2009-09-10 / Local & State

To Aid Wounded Wildlife, Pa. Official Says Go Slow


LEWISTOWN, Pa. (AP) - Early one morning, Stacy Torok and her pets discovered an unexpected visitor in their yard - a tiny fawn.

Although the animal had wounds, Torok said she hoped its mother would find and care for it. Leaving the fawn in the yard of her Lewistown home, Torok said she continued through her daily routines.

In the evening after work, Torok said she checked the yard for the fawn and did not see it. Walking to her porch, she discovered the animal curled up on the ground with flies buzzing around it. Wanting to help, she said she "called around" to find out where in Mifflin County she could take the fawn.

"No one here takes wild animals," she said.

Then a friend suggested Centre Wildlife Care in Lemont, a licensed rehabilitation center a couple miles northeast of State College that cares for wild animals who have been hurt and brought in by the public, she said.

For many who live in a rural area, Torok's situation raises the question: What should I do if an injured wild animal shows up on my doorstep?

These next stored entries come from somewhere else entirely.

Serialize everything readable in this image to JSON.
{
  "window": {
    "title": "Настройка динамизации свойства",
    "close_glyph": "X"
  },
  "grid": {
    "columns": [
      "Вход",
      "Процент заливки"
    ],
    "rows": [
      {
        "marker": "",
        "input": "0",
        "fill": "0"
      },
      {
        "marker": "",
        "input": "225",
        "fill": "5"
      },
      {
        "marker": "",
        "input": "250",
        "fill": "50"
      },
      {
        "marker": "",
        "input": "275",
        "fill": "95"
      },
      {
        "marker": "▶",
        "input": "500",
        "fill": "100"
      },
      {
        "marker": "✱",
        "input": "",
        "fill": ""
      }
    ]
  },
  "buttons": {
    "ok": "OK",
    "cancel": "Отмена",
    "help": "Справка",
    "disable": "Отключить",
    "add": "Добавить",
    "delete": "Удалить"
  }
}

Though unaware of Torok's situation, local Wildlife Conservation Officer Jeff Mock said she did the right thing, based on a description of the situation.

But in most cases, the Pennsylvania Game Commission cautions people from dealing with wild animals, Mock said.

First, a decision to find care for an injured wild animal depends on the animal, Mock said. He warned people not to approach small mammals like foxes, raccoons and skunks, especially when they are out in the daylight. Pets should be kept away, too, because wild animals sometimes carry diseases like rabies, he said.

To report a strangely behaving or sick animal, people should call the local game commission.

"In the case of a mammal like a fawn, we need to determine as quickly as possible where that animal came from," which gives the game officers a better chance to reunite the animal with its biological parents, he said.

"If an animal shows up in your yard, leave it alone," Mock said. "Within 12 hours, 90 percent of the time it will go back to its mom. Fawns are kids, just like we have kids. Sometimes they wander away. It's important not to pick them up. Once they are handled, they imprint on people easily."

If, like Torok, the animal remains in the yard for a long period of time, Mock said licensed rehabilitation facilities are available in a number of counties. For example, two centers, Centre Wildlife Care and Nittany Wildlife Refuge, operate in Centre County, Mock said.

Licensed rehabilitators have training and education for specific species of animals, Mock said.

If a facility is necessary, Mock encouraged residents to transport the animals themselves, but the game commission will help if the person is not able.

Centre Wildlife Care also asks that people transport the animals themselves, if able. The center is a nonprofit organization that relies on donations and volunteers, according to its Web site.

"The goal is to get the fawn back to the doe," Mock said. "People don't like to hear this or read it, but I prefer to take the chance of the fawn not living. I'd rather it have the chance in the wild than live behind a fence or a cage its whole life."

For Torok's fawn, which she named "Hotrod," the woods will be its future, the Lewistown woman said.

Centre Wildlife moved Hotrod to another facility where it will heal and grow with another fawn the same age, Torok said. When the fawns are ready, the pair will be released back into the wild again, she said.

The facility provides professional care to more than 700 orphaned and injured animals every year, according to its Web site.

"These animals are given a second chance" by being returned to the wild, according to the site.